Your solicitor should be making the case that your dh has almost unlimited potential to increase his earnings as he is doing only 5.4% of the childcare of dc2 (albeit nearly 50% for dc1). That means you NEVER have a whole weekend to yourself to do important things like DIY or focusing on dc1.

What’s the arrangement for holidays and sickness? Make sure it is clear he’s responsible for dc1 on the sick school days following his overnight - he doesn’t get to deliver a sick back to you and bounced off to work.

jeaux90 · 19/05/2026 07:13

I think you need a new solicitor that will actually do some harder work on this negotiation and advocate better for you.

Quine0nline · 19/05/2026 07:28

Set up against the person who is the primary care giver.

We assume that this will be the mother for .... cultural reasons?

YorkshirePuddingsGreatestFan · 19/05/2026 07:30

I owned my house with a decent amount of equity when we met. He had no assets and moved in. Looking back, he was the classic cocklodger but I didn't see that at the time.

Over time, he started drinking more heavily and regularly beat me up. He then started beating my children up, so I got help and he was arrested and removed from my home. He was charged with assaulting us.

I filed for divorce. However due to the way the law works, he was entitled to a share of the equity in the house even though most of it had accrued before I met him.
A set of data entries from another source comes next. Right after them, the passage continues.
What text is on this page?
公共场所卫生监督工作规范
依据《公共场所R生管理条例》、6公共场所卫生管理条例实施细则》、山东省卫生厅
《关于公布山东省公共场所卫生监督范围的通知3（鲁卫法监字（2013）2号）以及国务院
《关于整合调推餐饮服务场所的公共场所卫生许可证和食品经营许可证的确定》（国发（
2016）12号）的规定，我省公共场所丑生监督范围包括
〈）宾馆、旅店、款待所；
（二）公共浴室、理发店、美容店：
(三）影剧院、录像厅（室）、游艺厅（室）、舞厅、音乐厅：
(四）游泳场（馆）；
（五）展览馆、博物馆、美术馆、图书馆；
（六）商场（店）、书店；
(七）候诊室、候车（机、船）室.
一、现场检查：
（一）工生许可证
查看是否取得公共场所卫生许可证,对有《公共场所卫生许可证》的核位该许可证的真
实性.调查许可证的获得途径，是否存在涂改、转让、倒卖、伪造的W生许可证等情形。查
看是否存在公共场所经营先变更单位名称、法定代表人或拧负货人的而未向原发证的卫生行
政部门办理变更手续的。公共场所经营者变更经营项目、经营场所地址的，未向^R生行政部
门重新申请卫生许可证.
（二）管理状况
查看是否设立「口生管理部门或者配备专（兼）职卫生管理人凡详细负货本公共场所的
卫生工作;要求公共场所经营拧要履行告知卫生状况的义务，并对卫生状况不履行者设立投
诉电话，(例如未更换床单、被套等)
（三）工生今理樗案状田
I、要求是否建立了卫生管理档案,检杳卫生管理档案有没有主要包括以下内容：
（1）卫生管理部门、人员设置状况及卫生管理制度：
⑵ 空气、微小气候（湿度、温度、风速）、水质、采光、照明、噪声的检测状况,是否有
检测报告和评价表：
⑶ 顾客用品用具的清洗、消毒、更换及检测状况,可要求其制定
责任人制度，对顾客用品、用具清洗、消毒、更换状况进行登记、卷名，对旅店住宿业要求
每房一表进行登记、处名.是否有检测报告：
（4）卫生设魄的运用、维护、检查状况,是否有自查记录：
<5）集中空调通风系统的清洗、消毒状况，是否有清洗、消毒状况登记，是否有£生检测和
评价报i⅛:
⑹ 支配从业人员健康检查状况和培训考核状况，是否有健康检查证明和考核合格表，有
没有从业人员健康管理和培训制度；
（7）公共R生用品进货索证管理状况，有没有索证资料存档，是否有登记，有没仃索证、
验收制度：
I was ordered to either pay him a lump sum to cover his share of the equity or add him onto the deeds to be paid out if I later sold the house or youngest child turns 18 or if I remarried - whichever came first.

I re-mortgaged and paid him off to sever ties. I should have paid my mortgage off by now, but I'm still paying it off due to the lump sum I was instructed to give him.

It still really angers me that he hurt us so badly and walked away with a cash lump sum that I had to pay to him.

Passaggressfedup · 19/05/2026 07:44

The person with the biggest income loses out, whether male or female. That's the deal of marriage.

Ultimately, he is asking for 50/50 which is reasonable. The children are little, but it's very possible that as they get a bit older, he has them those 3 nights a week. Also you are, understandably, working 4 days currently, but you could move to 5 days in a few years. Your pension will be much larger than his as things stands.

He needs to be able to house the children on the basis that they will be spending nights at his, and not move too far away to accommodate it.

He is the one who could have asked for more. Your solicitor is kind to you. They could encourage you to go for everything, charge you £50k for it, for a judge to agree on what they are suggesting now.

JillThePlantKiller · 19/05/2026 07:49

Change solicitor. You need one who will fight for you. Not one who can’t think past the way these things usually work.

N4meChng · 19/05/2026 07:52

Could you make it work if your nursery costs were lower? I’m wondering whether you could suggest giving him 50% but he is responsible for a percentage of nursery fees in addition to maintenance until your younger child starts school?

DivorcedButHappyNow · 19/05/2026 07:59

I had to change solicitor. I needed a Rottweiler.

I was the worker who brought all the assets in and he had all sorts of wild ideas including spousal maintenance.

Still choked me to have to buy him a house outright but as someone said, it’s how it works.

I used to laugh at that joke ‘Don’t get married. Just find someone you hate and give them your house and a car.’

and I did remarry!

DrRylandGrace · 19/05/2026 08:50

It is an absolute joke. I will be advising both of my children to think very, very carefully whether marriage is necessary. I hope they will make wise choices. Getting married was the most expensive mistake I ever made, and I’m watching a friend go through the same now. Never again!!